"But the stats should be telling me what would happen in an equal match up, where both players have access to the same weapons and are at the same health."
The rank is no longer valid because it does not reflect Goldeneye Source As Played On This Server, but rather some fantasy land where everyone stands back-to-back before walking ten paces. You're focusing on one element of gameplay (the all-things-even duel situation) at the cost of ignoring the whole of the game.
"it's easy to only join the server when completely new players are on."
My formula does compare the players' current stats. A high-ranked player defeating a low-ranked player is under-weighted. That's part of getting away from the HLstatsX points system; if your rank is high and you beat a first timer, you don't get much/anything from it because that player has little/no record to prove that you actually overcame a challenge.
Let's look at the very first graph again, but at 10:1 responsiveness, which really shows real-time hot/cold-streaks instead of long-term performance.
My line (purple) quickly approaches Perfect at first, because it was basement and I was simply not dying against newbie players. (I got my no-deaths acheivement and two 6-Awards in this session.)
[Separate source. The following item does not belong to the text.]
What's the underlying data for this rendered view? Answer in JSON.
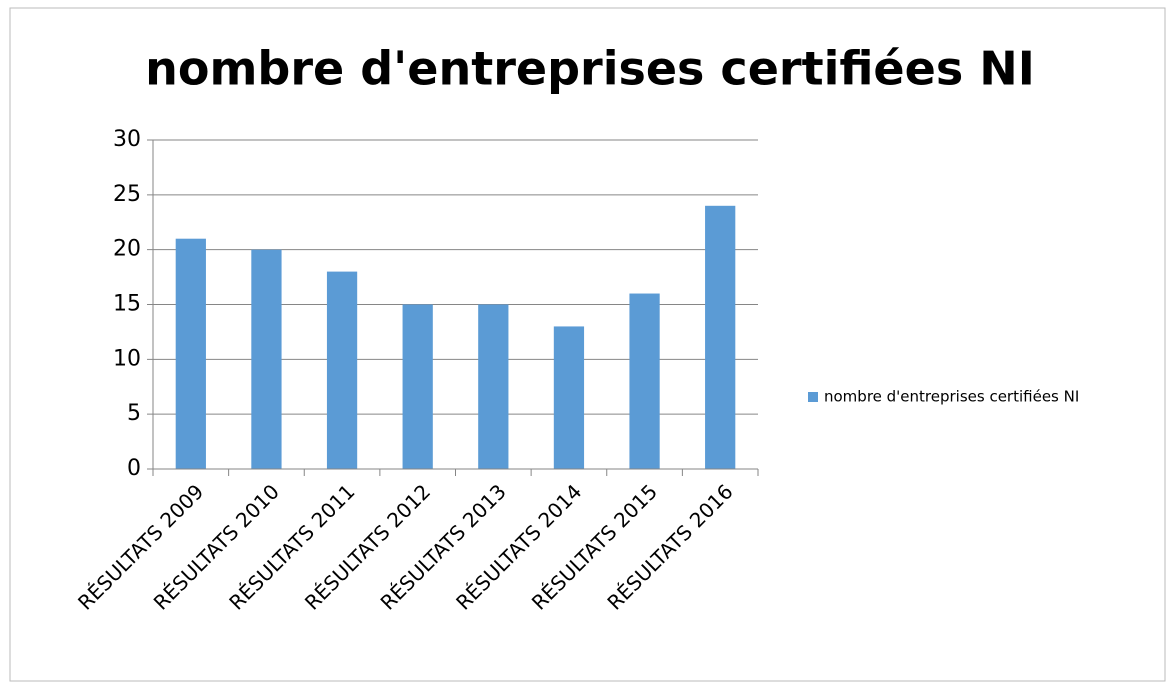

Someone (red) showed up who knew how to fight, and my inflated -by-newbies rank is quickly normalized until I adapt my strategy and start winning my fights again. Then a third player (olive) entered and started losing against me but winning against Red until the end when he adapted to Red.
Beating up newbies to inflate rank is impossible to avoid since, if the population of gameplay events is one guy beating up newbies, then he's the best player in the pool by a wide margin. You seem to want to force all players to compete against a hypothetical metric, a perfectly matched opponent HP/AP/Arsenel-wise but with flawless gameplay as the standard. But that both does not exist and is not seen in the actual game.
Anyway, I'm tired of arguing this. Your vision of how players should be ranked and my vision of a way that they can be ranked practically and usefully differ.
If you wish to participate further, you could throw me some server logs. If you have a large number of regulars with whom you are well-familiar, you could look over my results and provide feedback to tell if my evaluation agrees with how you would sort them, despite not taking AC-10 and spawnkilling into account.